Suggested commands include checking the ssh_sftpd configuration for the "root" option in subsystem_spec, and monitoring SFTP server logs for SSH_FXP_FSETSTAT operations targeting paths outside the chroot.
- Check ssh_sftpd configuration for use of the "root" option in subsystem_spec.
- Audit SFTP logs for SSH_FXP_FSETSTAT commands modifying file attributes.
- Use file integrity monitoring tools to detect unexpected changes in file attributes outside chroot directories.
What immediate steps should I take to mitigate this vulnerability?
Immediate mitigation steps include avoiding the use of the "root" option in ssh_sftpd:subsystem_spec/1, which is the prerequisite for this vulnerability to be exploitable.

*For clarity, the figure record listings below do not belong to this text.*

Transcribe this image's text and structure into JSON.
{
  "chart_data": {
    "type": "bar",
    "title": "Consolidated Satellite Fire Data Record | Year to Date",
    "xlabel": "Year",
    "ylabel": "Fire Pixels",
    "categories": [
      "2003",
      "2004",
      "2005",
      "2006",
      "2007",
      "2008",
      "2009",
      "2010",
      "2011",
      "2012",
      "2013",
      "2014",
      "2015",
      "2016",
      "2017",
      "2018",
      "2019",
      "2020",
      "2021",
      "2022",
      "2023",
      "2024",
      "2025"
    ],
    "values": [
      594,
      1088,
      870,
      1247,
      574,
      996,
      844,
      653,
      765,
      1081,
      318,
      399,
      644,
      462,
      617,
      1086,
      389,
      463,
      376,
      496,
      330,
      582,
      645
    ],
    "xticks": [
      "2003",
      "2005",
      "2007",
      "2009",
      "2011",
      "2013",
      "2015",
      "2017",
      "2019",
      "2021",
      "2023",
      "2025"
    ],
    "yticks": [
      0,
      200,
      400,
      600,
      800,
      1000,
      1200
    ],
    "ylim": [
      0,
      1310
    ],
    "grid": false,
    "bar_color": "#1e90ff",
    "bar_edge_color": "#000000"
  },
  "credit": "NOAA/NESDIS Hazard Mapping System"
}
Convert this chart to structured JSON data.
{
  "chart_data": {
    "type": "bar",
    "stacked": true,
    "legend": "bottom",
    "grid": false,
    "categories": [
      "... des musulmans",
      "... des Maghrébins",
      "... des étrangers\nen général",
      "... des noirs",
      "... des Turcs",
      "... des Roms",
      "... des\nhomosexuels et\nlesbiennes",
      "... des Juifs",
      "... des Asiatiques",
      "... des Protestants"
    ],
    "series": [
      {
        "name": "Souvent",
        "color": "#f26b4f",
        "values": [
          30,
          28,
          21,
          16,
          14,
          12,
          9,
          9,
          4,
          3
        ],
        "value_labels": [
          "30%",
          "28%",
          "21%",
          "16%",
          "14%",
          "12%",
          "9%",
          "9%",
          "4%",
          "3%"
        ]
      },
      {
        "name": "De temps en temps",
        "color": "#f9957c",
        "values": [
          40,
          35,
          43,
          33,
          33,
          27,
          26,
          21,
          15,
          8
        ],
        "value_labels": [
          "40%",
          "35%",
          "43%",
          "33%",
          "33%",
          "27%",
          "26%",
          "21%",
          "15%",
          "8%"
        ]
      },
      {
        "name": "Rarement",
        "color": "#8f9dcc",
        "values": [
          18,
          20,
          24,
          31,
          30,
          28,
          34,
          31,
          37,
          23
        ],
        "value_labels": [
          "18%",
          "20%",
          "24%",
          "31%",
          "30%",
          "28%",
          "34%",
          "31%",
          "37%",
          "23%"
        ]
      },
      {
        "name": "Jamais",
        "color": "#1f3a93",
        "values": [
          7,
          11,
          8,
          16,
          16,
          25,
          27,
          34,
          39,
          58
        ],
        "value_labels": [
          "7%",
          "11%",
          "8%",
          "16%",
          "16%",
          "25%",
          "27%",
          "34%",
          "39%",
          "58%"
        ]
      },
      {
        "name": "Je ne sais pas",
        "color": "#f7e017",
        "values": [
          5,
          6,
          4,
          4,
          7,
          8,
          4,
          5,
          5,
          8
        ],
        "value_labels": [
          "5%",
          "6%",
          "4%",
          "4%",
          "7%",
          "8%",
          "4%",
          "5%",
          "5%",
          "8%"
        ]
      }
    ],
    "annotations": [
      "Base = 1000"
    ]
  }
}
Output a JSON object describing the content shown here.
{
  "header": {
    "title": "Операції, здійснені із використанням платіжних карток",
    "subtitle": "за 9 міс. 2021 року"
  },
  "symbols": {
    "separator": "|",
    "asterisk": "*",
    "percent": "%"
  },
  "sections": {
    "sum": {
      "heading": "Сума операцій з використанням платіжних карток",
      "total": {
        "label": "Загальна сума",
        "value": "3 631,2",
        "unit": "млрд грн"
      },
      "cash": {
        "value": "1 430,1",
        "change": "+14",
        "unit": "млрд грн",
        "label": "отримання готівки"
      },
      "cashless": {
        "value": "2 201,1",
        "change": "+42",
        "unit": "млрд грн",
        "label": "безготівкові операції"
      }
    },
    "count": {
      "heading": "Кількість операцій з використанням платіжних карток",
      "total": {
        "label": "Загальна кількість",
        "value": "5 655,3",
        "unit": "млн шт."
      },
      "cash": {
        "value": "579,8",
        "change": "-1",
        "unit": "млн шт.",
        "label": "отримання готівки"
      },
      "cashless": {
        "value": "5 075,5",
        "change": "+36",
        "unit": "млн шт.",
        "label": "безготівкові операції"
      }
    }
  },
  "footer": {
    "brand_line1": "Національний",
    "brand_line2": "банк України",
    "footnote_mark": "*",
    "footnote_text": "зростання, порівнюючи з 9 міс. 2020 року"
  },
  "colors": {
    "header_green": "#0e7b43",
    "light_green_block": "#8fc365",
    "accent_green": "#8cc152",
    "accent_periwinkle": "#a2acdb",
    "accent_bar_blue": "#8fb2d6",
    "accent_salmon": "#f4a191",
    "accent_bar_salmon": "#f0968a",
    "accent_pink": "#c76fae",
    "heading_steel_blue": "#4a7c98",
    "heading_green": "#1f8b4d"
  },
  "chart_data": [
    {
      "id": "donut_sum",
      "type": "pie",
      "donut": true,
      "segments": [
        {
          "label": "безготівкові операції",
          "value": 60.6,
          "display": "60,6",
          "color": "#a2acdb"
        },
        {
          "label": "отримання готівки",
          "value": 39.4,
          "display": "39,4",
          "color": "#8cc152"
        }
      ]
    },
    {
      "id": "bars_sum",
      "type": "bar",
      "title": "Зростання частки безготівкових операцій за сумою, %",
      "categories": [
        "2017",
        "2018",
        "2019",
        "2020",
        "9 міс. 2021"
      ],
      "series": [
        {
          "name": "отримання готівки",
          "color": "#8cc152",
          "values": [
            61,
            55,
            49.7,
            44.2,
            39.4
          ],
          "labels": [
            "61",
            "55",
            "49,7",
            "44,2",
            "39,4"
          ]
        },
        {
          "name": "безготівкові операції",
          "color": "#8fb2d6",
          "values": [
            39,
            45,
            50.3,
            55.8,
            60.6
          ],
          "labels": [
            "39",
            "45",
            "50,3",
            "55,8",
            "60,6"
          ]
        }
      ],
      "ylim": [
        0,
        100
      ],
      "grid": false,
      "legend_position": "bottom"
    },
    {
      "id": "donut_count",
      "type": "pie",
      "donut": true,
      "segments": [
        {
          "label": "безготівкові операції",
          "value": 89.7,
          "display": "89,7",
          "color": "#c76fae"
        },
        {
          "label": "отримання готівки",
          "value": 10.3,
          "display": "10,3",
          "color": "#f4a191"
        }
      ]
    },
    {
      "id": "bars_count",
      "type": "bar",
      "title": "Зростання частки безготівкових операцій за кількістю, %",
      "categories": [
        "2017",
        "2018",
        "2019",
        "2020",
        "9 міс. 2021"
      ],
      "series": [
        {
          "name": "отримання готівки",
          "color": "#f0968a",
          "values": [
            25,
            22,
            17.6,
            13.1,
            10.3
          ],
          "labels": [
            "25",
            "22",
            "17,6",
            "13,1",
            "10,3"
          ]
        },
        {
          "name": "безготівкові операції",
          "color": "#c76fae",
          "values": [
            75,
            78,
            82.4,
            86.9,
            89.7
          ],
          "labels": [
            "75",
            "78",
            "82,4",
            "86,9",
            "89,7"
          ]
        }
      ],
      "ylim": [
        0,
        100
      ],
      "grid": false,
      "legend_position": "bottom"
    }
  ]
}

Instead, rely on OS-level chroot or container isolation mechanisms to confine SFTP users securely.
Running the Erlang VM as an unprivileged OS user limits the impact, as attribute modifications will be restricted by OS-level permissions.
Apply available patches that fix the vulnerability by enforcing absolute path usage internally in ssh_sftpd, as released in OTP versions 28.4.3, 27.3.4.11, and 26.2.5.20.
- Remove or disable the "root" option in ssh_sftpd:subsystem_spec/1 configuration.
- Use OS-level chroot or container isolation for SFTP confinement.
- Run the Erlang VM as an unprivileged user.
- Update Erlang OTP to patched versions that fix this vulnerability.
How does this vulnerability affect compliance with common standards and regulations (like GDPR, HIPAA)?:
This vulnerability allows an authenticated SFTP user to modify file attributes outside the configured chroot directory, potentially leading to unauthorized changes in file permissions, ownership, and timestamps.
If the SSH daemon runs as root, this can lead to privilege escalation, enabling attackers to set the setuid bit on binaries, change ownership of sensitive files, or make system configurations world-writable.
Such unauthorized modifications could undermine the integrity and security of sensitive data, which may impact compliance with standards and regulations like GDPR and HIPAA that require strict access controls and protection of data integrity.
Mitigations include avoiding the use of the "root" option in ssh_sftpd and relying on OS-level chroot or container isolation, as well as running the Erlang VM as an unprivileged OS user to limit the impact.